Succinyl-CoA
- Names: IUPAC name 4-[(2-{3-[(2R)-4-{[1,3-Dihydroxy-1,3-dioxo-3-(3′-O-phosphonoadenosin-5′-O-yl)-1λ^{5},3λ^{5}-diphosphoxan-1-yl]oxy}-3,3-dimethylbutanamido]propanamido}ethyl)sulfanyl]-4-oxobutanoic acid

Identifiers
- CAS Number: 604-98-8;
- 3D model (JSmol): Interactive image;
- ChEBI: CHEBI:15380;
- ChemSpider: 83179;
- ECHA InfoCard: 100.009.163
- MeSH: succinyl-coenzyme+A
- PubChem CID: 92133;
- UNII: BSI27HW5EQ;
- CompTox Dashboard (EPA): DTXSID40975809 ;

Properties
- Chemical formula: C_{25}H_{40}N_{7}O_{19}P_{3}S
- Molar mass: 867.608

= Succinyl-CoA =

Succinyl-coenzyme A, abbreviated as succinyl-CoA (/ˌsʌksᵻnəlˌkoʊˈeɪ/) or SucCoA, is a thioester of succinic acid and coenzyme A.

==Sources==
It is an important intermediate in the citric acid cycle, where it is synthesized from α-ketoglutarate by α-ketoglutarate dehydrogenase through decarboxylation. During the process, coenzyme A is added.

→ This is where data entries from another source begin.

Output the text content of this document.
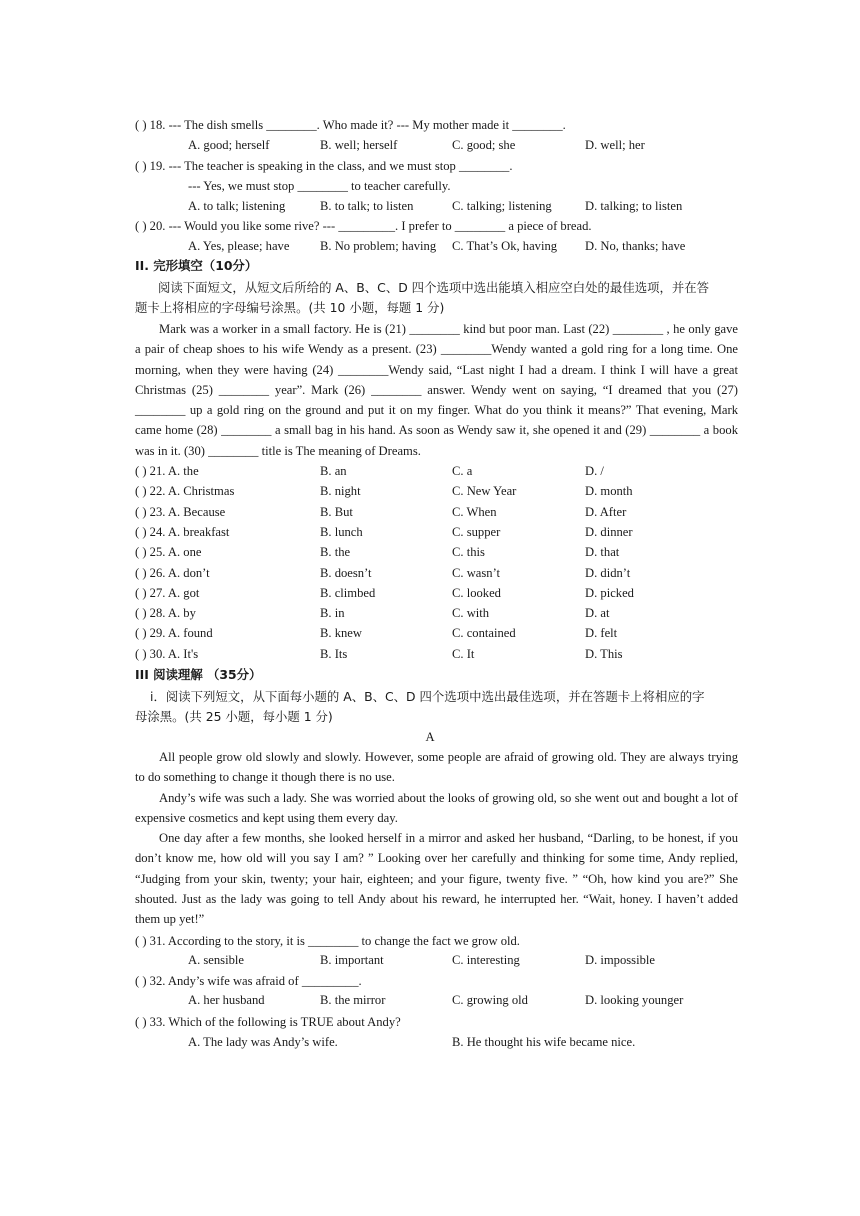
( ) 18. --- The dish smells ________. Who made it? --- My mother made it ________.
A. good; herself	B. well; herself	C. good; she	D. well; her
( ) 19. --- The teacher is speaking in the class, and we must stop ________.
--- Yes, we must stop ________ to teacher carefully.
A. to talk; listening	B. to talk; to listen	C. talking; listening	D. talking; to listen
( ) 20. --- Would you like some rive? --- _________. I prefer to ________ a piece of bread.
A. Yes, please; have B. No problem; having C. That’s Ok, having D. No, thanks; have
II. 完形填空（10分）
阅读下面短文，从短文后所给的 A、B、C、D 四个选项中选出能填入相应空白处的最佳选项，并在答
题卡上将相应的字母编号涂黑。(共 10 小题，每题 1 分)
Mark was a worker in a small factory. He is (21) ________ kind but poor man. Last (22) ________ , he only gave a pair of cheap shoes to his wife Wendy as a present. (23) ________Wendy wanted a gold ring for a long time. One morning, when they were having (24) ________Wendy said, “Last night I had a dream. I think I will have a great Christmas (25) ________ year”. Mark (26) ________ answer. Wendy went on saying, “I dreamed that you (27) ________ up a gold ring on the ground and put it on my finger. What do you think it means?” That evening, Mark came home (28) ________ a small bag in his hand. As soon as Wendy saw it, she opened it and (29) ________ a book was in it. (30) ________ title is The meaning of Dreams.
( ) 21. A. the	B. an	C. a	D. /
( ) 22. A. Christmas	B. night	C. New Year	D. month
( ) 23. A. Because	B. But	C. When	D. After
( ) 24. A. breakfast	B. lunch	C. supper	D. dinner
( ) 25. A. one	B. the	C. this	D. that
( ) 26. A. don’t	B. doesn’t	C. wasn’t	D. didn’t
( ) 27. A. got	B. climbed	C. looked	D. picked
( ) 28. A. by	B. in	C. with	D. at
( ) 29. A. found	B. knew	C. contained	D. felt
( ) 30. A. It's	B. Its	C. It	D. This
III 阅读理解 （35分）
i．阅读下列短文，从下面每小题的 A、B、C、D 四个选项中选出最佳选项，并在答题卡上将相应的字
母涂黑。(共 25 小题，每小题 1 分)
A
All people grow old slowly and slowly. However, some people are afraid of growing old. They are always trying to do something to change it though there is no use.
Andy’s wife was such a lady. She was worried about the looks of growing old, so she went out and bought a lot of expensive cosmetics and kept using them every day.
One day after a few months, she looked herself in a mirror and asked her husband, “Darling, to be honest, if you don’t know me, how old will you say I am? ” Looking over her carefully and thinking for some time, Andy replied, “Judging from your skin, twenty; your hair, eighteen; and your figure, twenty five. ” “Oh, how kind you are?” She shouted. Just as the lady was going to tell Andy about his reward, he interrupted her. “Wait, honey. I haven’t added them up yet!”
( ) 31. According to the story, it is ________ to change the fact we grow old.
A. sensible	B. important	C. interesting	D. impossible
( ) 32. Andy’s wife was afraid of _________.
A. her husband	B. the mirror	C. growing old	D. looking younger
( ) 33. Which of the following is TRUE about Andy?
A. The lady was Andy’s wife.	B. He thought his wife became nice.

With B12 as an enzymatic cofactor, it is also synthesized from propionyl CoA, the odd-numbered fatty acid, which cannot undergo beta-oxidation. Propionyl-CoA is carboxylated to D-methylmalonyl-CoA, isomerized to L-methylmalonyl-CoA, and rearranged to yield succinyl-CoA via a vitamin B_{12}-dependent enzyme. While succinyl-CoA is an intermediate of the citric acid cycle, it cannot be readily incorporated there because there is no net consumption of succinyl-CoA. Succinyl-CoA is first converted to malate, and then to pyruvate where it is then transported to the matrix to enter the citric acid cycle.

==Fate==
It is converted into succinate through the hydrolytic release of coenzyme A by succinyl-CoA synthetase (succinate thiokinase).

Another fate of succinyl-CoA is porphyrin synthesis, where succinyl-CoA and glycine are combined by ALA synthase to form δ-aminolevulinic acid (dALA). This process is the committed step in the biosynthesis of porphobilinogen and thus hemoglobin.

==Formation==
Succinyl CoA can be formed from methylmalonyl CoA through the utilization of deoxyadenosyl-B_{12} (deoxyadenosylcobalamin) by the enzyme methylmalonyl-CoA mutase. This reaction, which requires vitamin B_{12} as a cofactor, is important in the catabolism of some branched-chain amino acids as well as odd-chain fatty acids.